2026年4月から在職老齢年金の基準額が51万円から65万円に大幅に引き上げられます。年金受給者の中には、「在職老齢年金の仕組みは?」「改正による影響は?」など疑問を感じている人もいるでしょう。

本記事では、2026年4月からの在職老齢年金制度について解説します。在職老齢年金の仕組みや計算方法、具体的なシミュレーションも紹介しますので、働きながら年金を受給している人はチェックしてみてください。

1. 在職老齢年金、2026年4月から「基準51万円→65万円」支給停止ライン14万円引上げ!

在職老齢年金とは、厚生年金に加入して働きながら受け取る老齢厚生年金のことです。

働きながら年金を受給する皆さま 在職老齢年金制度が改正されます1/4

出所:日本年金機構チラシ「働きながら年金を受給する皆さま 在職老齢年金制度が改正されます」

「収入(毎月と賞与)」と「老齢厚生年金」の合計金額が一定基準を超えると、老齢厚生年金の一部または全額がカット(支給停止)されます。支給停止になる一定基準のことを、支給停止基準(正式には「支給停止調整額」)と呼びます。

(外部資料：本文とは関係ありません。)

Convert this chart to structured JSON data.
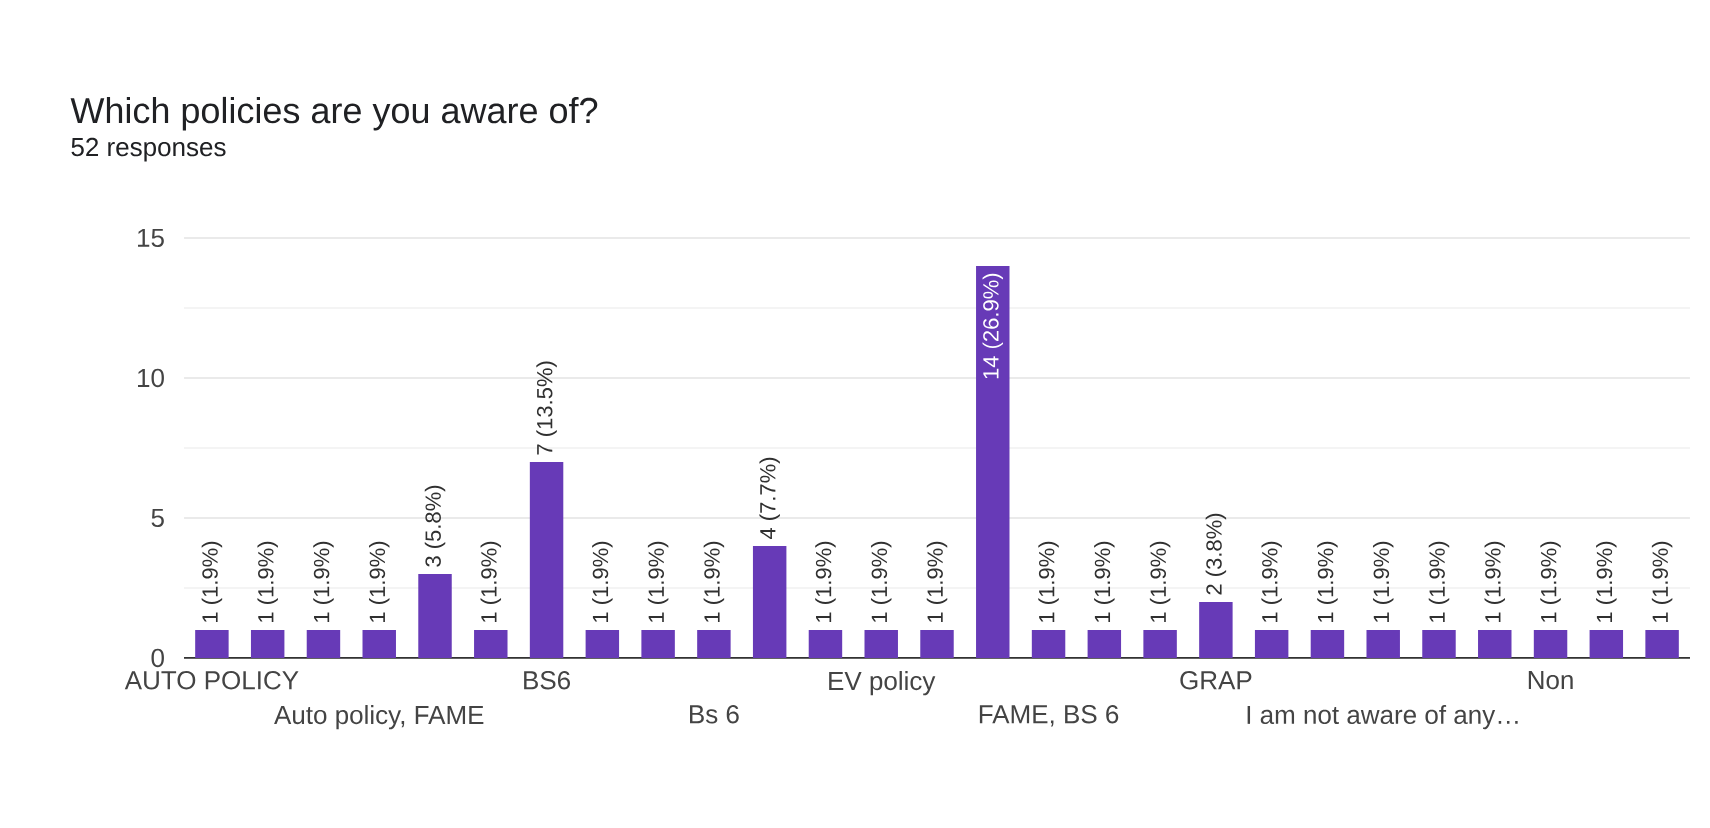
{
  "chart_data": {
    "type": "bar",
    "title": "Which policies are you aware of?",
    "subtitle": "52 responses",
    "categories": [
      "AUTO POLICY",
      null,
      null,
      "Auto policy, FAME",
      null,
      null,
      "BS6",
      null,
      null,
      "Bs 6",
      null,
      null,
      "EV policy",
      null,
      null,
      "FAME, BS 6",
      null,
      null,
      "GRAP",
      null,
      null,
      "I am not aware of any…",
      null,
      null,
      "Non",
      null,
      null
    ],
    "values": [
      1,
      1,
      1,
      1,
      3,
      1,
      7,
      1,
      1,
      1,
      4,
      1,
      1,
      1,
      14,
      1,
      1,
      1,
      2,
      1,
      1,
      1,
      1,
      1,
      1,
      1,
      1
    ],
    "value_labels": [
      "1 (1.9%)",
      "1 (1.9%)",
      "1 (1.9%)",
      "1 (1.9%)",
      "3 (5.8%)",
      "1 (1.9%)",
      "7 (13.5%)",
      "1 (1.9%)",
      "1 (1.9%)",
      "1 (1.9%)",
      "4 (7.7%)",
      "1 (1.9%)",
      "1 (1.9%)",
      "1 (1.9%)",
      "14 (26.9%)",
      "1 (1.9%)",
      "1 (1.9%)",
      "1 (1.9%)",
      "2 (3.8%)",
      "1 (1.9%)",
      "1 (1.9%)",
      "1 (1.9%)",
      "1 (1.9%)",
      "1 (1.9%)",
      "1 (1.9%)",
      "1 (1.9%)",
      "1 (1.9%)"
    ],
    "color": "#673ab7",
    "ylim": [
      0,
      15
    ],
    "yticks": [
      0,
      {
        "value": 2.5,
        "label": null
      },
      5,
      {
        "value": 7.5,
        "label": null
      },
      10,
      {
        "value": 12.5,
        "label": null
      },
      15
    ],
    "grid": "y"
  }
}
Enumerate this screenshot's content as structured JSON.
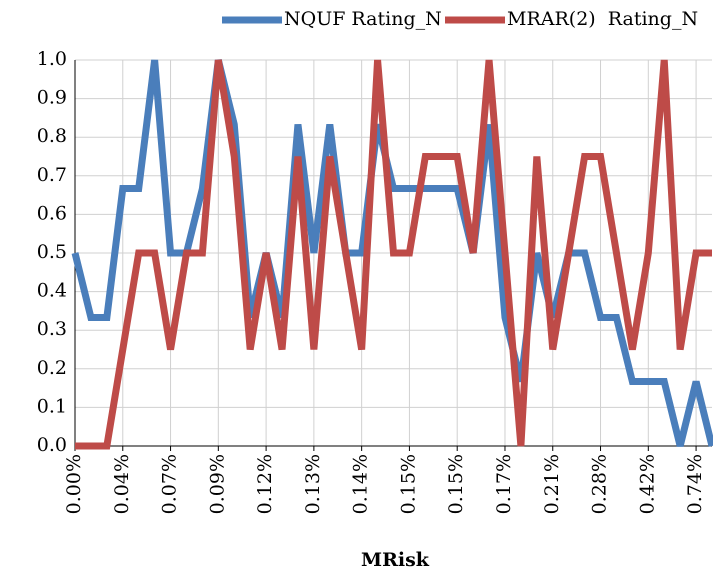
{
  "chart_data": {
    "type": "line",
    "x_label": "MRisk",
    "categories": [
      "0.00%",
      null,
      null,
      "0.04%",
      null,
      null,
      "0.07%",
      null,
      null,
      "0.09%",
      null,
      null,
      "0.12%",
      null,
      null,
      "0.13%",
      null,
      null,
      "0.14%",
      null,
      null,
      "0.15%",
      null,
      null,
      "0.15%",
      null,
      null,
      "0.17%",
      null,
      null,
      "0.21%",
      null,
      null,
      "0.28%",
      null,
      null,
      "0.42%",
      null,
      null,
      "0.74%",
      null
    ],
    "series": [
      {
        "name": "NQUF Rating_N",
        "color": "#4a7ebb",
        "values": [
          0.5,
          0.333,
          0.333,
          0.667,
          0.667,
          1.0,
          0.5,
          0.5,
          0.667,
          1.0,
          0.833,
          0.333,
          0.5,
          0.333,
          0.833,
          0.5,
          0.833,
          0.5,
          0.5,
          0.833,
          0.667,
          0.667,
          0.667,
          0.667,
          0.667,
          0.5,
          0.833,
          0.333,
          0.167,
          0.5,
          0.333,
          0.5,
          0.5,
          0.333,
          0.333,
          0.167,
          0.167,
          0.167,
          0,
          0.167,
          0
        ]
      },
      {
        "name": "MRAR(2)  Rating_N",
        "color": "#be4b48",
        "values": [
          0,
          0,
          0,
          0.25,
          0.5,
          0.5,
          0.25,
          0.5,
          0.5,
          1.0,
          0.75,
          0.25,
          0.5,
          0.25,
          0.75,
          0.25,
          0.75,
          0.5,
          0.25,
          1.0,
          0.5,
          0.5,
          0.75,
          0.75,
          0.75,
          0.5,
          1.0,
          0.5,
          0,
          0.75,
          0.25,
          0.5,
          0.75,
          0.75,
          0.5,
          0.25,
          0.5,
          1.0,
          0.25,
          0.5,
          0.5
        ]
      }
    ],
    "ylim": [
      0,
      1
    ],
    "yticks": [
      {
        "value": 0,
        "label": "0.0"
      },
      0.1,
      0.2,
      0.3,
      0.4,
      0.5,
      0.6,
      0.7,
      0.8,
      0.9,
      {
        "value": 1,
        "label": "1.0"
      }
    ],
    "grid": true,
    "legend": "top"
  }
}
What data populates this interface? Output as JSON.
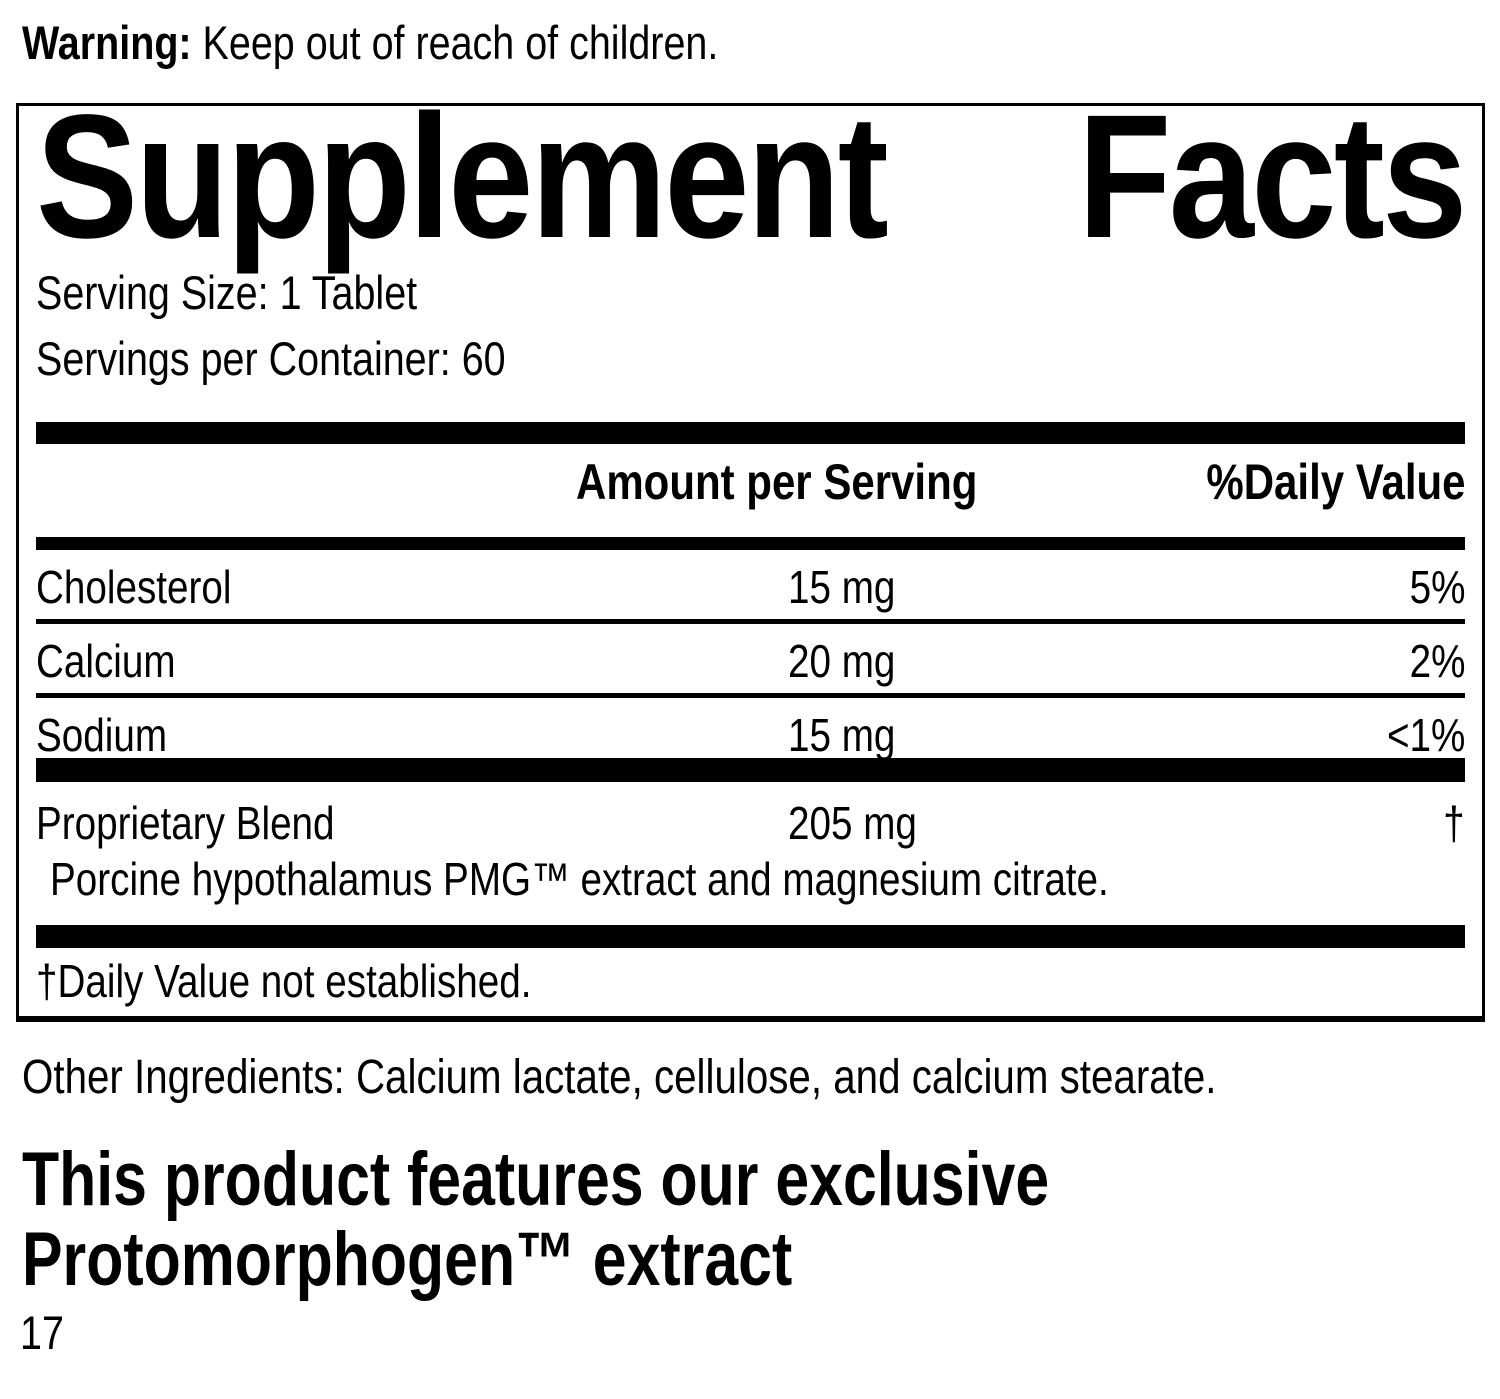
{
  "warning": {
    "label": "Warning:",
    "text": " Keep out of reach of children."
  },
  "panel": {
    "title": {
      "left": "Supplement",
      "right": "Facts"
    },
    "serving_size": "Serving Size: 1 Tablet",
    "servings_per_container": "Servings per Container: 60",
    "columns": {
      "amount": "Amount per Serving",
      "daily_value": "%Daily Value"
    },
    "nutrients": [
      {
        "name": "Cholesterol",
        "amount": "15 mg",
        "dv": "5%"
      },
      {
        "name": "Calcium",
        "amount": "20 mg",
        "dv": "2%"
      },
      {
        "name": "Sodium",
        "amount": "15 mg",
        "dv": "<1%"
      }
    ],
    "blend": {
      "name": "Proprietary Blend",
      "amount": "205 mg",
      "dv": "†",
      "description": "Porcine hypothalamus PMG™ extract and magnesium citrate."
    },
    "footnote": "†Daily Value not established."
  },
  "other_ingredients": "Other Ingredients: Calcium lactate, cellulose, and calcium stearate.",
  "feature_statement": {
    "line1": "This product features our exclusive",
    "line2": "Protomorphogen™ extract"
  },
  "page_number": "17"
}
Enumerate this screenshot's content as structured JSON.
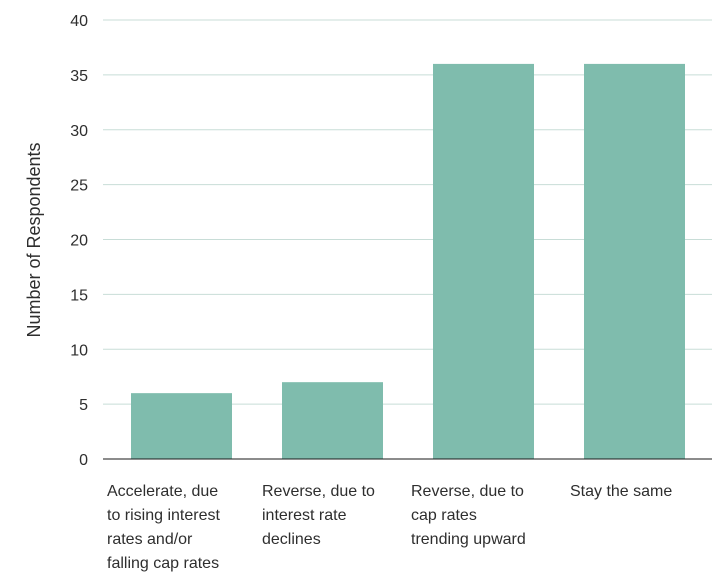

1.1 支給停止基準の引上げ「働くシニア」に大きなメリット

在職老齢年金制度の見直しにより、支給停止基準は2026年4月から51万円から65万円に大幅に引き上げられます。見直しによって高収入の年金受給者は、年金を受け取りやすくなります。年金の減額を避けるために「働き控え」していた高齢者にとって、メリットの大きな改正となりました。